Published By : 23 Dec 2015 | Published By : QYRESEARCH
As the year draws to a close, market analysts are realizing that the momentum in the housing industry in the US is cooling down with new homes in the country selling a much slower pace in November.
After sales rose to a 470,000 rate in October, November saw a rise by 4.30 per cent to reach 490,000. This, however, was not up to par with what Bloomberg had predicted – 505,000.
The year began strong for the US housing scene but lately, the progress has been choppy, partially restricted by a limited selection of homes, which has resulted in the prices appreciating at a higher rate than wages. The demand will only be driven by continued progress in the labor market, which will result in higher pay. This, in turn, will allow builders to step up construction activities by renewing incentives.

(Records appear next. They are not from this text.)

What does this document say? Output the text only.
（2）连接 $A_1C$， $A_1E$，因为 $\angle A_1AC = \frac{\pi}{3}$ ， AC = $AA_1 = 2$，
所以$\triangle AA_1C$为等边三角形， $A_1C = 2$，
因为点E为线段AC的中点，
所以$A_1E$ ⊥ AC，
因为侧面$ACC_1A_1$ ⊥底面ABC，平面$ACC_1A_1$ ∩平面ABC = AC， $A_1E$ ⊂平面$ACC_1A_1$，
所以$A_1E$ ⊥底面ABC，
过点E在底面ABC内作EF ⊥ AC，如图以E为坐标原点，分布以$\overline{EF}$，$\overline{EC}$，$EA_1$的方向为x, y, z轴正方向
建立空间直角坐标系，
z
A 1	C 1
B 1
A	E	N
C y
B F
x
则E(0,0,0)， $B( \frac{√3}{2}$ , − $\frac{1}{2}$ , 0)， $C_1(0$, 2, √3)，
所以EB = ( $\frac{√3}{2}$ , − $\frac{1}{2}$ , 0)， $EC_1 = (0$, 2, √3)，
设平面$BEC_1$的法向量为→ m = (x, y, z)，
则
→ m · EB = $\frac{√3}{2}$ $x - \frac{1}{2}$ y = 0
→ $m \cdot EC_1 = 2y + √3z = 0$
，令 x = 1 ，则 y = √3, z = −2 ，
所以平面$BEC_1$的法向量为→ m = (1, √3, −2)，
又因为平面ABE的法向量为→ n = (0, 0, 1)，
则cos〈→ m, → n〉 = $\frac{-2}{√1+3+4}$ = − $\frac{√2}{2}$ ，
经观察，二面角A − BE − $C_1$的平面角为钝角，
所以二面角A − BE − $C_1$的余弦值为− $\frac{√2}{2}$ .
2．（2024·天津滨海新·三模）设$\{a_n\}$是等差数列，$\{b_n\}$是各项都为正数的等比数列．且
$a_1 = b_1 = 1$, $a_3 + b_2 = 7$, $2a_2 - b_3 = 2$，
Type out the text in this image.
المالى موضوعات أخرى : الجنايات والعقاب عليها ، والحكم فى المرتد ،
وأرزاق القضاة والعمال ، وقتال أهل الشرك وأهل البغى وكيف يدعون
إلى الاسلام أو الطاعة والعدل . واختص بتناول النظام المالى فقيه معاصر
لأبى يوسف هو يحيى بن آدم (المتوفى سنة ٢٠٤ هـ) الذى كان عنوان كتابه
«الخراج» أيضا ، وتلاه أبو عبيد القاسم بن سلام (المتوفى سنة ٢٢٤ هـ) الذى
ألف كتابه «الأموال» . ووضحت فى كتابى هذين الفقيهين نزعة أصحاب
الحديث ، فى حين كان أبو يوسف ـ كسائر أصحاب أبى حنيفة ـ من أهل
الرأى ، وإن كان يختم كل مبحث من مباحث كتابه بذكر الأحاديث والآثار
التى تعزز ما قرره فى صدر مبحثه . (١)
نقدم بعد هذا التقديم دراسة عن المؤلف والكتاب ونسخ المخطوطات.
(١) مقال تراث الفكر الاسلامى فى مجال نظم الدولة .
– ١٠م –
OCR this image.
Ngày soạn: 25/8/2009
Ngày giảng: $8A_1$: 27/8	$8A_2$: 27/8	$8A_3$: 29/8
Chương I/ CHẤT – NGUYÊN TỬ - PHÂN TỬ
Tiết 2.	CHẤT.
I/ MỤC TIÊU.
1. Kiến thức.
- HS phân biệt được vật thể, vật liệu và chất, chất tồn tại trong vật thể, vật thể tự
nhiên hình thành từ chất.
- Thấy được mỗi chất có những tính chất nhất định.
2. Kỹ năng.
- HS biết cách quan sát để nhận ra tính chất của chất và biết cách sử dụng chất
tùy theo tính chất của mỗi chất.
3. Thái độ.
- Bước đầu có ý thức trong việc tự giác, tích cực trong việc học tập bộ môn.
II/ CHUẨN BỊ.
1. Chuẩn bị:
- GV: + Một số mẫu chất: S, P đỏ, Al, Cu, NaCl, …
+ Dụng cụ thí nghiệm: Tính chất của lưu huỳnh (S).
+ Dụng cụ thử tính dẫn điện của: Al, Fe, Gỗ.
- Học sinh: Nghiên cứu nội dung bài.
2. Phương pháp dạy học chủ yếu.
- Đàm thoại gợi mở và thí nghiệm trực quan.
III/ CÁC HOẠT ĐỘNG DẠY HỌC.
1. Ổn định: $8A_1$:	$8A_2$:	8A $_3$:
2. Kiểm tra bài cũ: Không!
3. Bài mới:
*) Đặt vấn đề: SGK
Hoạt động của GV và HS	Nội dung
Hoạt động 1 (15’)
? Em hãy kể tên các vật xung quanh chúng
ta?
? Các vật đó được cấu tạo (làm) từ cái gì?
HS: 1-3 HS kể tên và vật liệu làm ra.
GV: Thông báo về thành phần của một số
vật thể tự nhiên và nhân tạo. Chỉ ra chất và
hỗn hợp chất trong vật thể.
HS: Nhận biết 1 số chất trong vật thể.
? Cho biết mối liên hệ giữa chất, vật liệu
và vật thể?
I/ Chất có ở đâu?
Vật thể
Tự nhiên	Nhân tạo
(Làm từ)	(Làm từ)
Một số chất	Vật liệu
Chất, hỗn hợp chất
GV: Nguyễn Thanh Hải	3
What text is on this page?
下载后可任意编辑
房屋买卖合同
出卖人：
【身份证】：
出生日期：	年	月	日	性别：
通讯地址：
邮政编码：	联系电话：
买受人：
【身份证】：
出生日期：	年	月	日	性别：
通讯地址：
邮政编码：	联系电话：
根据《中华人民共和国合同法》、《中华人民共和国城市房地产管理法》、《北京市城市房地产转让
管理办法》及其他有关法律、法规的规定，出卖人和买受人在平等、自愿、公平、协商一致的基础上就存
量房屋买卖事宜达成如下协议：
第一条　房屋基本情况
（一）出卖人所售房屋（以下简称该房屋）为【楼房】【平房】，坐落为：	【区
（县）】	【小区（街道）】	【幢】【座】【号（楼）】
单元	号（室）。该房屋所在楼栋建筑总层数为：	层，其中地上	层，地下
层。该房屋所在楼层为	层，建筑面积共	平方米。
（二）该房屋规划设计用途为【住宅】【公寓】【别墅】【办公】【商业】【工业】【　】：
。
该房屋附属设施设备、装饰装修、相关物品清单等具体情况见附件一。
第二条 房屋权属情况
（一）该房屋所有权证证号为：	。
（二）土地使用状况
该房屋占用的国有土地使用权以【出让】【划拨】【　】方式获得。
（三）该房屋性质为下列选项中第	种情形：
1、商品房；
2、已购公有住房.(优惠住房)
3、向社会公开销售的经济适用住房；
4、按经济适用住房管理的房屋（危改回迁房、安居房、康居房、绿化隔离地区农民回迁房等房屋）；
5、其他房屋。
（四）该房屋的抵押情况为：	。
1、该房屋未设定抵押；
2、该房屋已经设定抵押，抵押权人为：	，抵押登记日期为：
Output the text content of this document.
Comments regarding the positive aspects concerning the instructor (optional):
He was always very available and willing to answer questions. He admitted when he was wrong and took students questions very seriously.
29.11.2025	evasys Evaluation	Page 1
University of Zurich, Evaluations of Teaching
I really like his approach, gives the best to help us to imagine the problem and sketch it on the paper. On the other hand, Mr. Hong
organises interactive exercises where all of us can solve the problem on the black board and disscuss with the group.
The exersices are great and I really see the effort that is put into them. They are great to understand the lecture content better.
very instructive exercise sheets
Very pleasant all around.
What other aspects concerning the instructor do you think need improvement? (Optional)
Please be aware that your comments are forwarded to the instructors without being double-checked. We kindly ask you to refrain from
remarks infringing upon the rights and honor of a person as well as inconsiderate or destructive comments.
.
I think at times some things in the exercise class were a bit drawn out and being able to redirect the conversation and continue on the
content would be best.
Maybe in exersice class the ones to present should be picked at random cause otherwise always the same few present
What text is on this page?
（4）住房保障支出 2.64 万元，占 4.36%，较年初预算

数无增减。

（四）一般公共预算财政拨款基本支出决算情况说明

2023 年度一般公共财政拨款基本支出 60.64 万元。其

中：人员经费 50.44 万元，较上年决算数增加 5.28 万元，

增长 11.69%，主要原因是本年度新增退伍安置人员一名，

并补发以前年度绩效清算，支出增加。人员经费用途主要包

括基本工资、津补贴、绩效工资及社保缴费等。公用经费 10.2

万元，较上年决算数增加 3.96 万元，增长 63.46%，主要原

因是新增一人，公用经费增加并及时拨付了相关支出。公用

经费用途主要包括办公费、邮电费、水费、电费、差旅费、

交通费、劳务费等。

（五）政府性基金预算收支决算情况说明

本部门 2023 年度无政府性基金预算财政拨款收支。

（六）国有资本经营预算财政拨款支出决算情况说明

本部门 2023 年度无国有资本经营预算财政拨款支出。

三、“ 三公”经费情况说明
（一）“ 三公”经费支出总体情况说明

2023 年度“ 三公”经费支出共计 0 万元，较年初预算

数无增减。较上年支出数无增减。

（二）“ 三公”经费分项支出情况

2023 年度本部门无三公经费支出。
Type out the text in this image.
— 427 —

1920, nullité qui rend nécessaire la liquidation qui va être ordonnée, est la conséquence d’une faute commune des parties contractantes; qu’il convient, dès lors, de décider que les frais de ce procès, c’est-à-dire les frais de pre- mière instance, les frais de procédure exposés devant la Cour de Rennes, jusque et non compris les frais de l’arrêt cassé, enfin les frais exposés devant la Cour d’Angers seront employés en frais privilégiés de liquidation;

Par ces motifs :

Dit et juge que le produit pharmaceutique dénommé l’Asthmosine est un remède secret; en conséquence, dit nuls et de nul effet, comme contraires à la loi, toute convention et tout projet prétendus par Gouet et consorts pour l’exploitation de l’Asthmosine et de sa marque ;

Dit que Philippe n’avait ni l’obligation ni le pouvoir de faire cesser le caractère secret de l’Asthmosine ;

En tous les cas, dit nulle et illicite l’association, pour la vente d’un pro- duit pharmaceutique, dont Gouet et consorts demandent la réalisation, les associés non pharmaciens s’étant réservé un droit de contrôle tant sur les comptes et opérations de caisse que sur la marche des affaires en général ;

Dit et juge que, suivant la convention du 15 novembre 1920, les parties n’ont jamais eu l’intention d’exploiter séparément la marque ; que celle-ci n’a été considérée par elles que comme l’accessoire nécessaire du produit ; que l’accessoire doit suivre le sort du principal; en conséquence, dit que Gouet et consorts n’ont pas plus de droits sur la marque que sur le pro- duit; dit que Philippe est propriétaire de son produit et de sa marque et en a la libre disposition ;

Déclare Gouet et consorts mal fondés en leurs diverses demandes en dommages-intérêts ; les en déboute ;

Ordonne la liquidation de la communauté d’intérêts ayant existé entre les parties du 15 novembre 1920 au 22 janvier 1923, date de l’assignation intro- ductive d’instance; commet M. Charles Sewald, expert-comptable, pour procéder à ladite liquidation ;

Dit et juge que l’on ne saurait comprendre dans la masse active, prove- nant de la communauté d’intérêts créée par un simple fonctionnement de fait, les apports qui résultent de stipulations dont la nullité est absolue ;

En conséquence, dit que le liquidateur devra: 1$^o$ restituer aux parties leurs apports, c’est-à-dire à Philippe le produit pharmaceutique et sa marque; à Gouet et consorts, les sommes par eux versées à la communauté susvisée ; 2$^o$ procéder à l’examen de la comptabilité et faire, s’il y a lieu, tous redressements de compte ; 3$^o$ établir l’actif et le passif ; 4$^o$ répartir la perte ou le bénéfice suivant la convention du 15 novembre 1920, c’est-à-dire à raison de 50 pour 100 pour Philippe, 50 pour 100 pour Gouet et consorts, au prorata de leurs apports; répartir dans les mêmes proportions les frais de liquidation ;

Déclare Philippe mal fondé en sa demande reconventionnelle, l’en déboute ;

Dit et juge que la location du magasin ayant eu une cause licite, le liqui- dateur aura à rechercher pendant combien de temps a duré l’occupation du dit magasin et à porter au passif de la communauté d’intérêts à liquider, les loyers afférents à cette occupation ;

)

The lack of supply has led home prices to sharply rise over the past three or four years and that, analysts and economists feel, is the biggest drawback for home sales outlook. The sales rate, according to economists ranged between 400,000 and 550,000 after reporting a rate of 490,000 in October. Purchases in the previous two months were also reportedly lower.
Confidence of the home builder is exceptionally vital for the outlook of the construction industry and in recent months, this has dropped despite being at a 10 year high. Even though builders are remaining optimistic, they are most definitely wary about increasing costs of labor and land.
Borrowing costs are likely to be higher in the coming year. For the first time since 2006, the Federal Reserve raised its benchmark interest rate last week, giving the reason of strong expansion in domestic spending. Even though the Fed tried to prepare consumers, investors, and companies about the eventual end of the era of ultra easy money, it will still take some time to take action.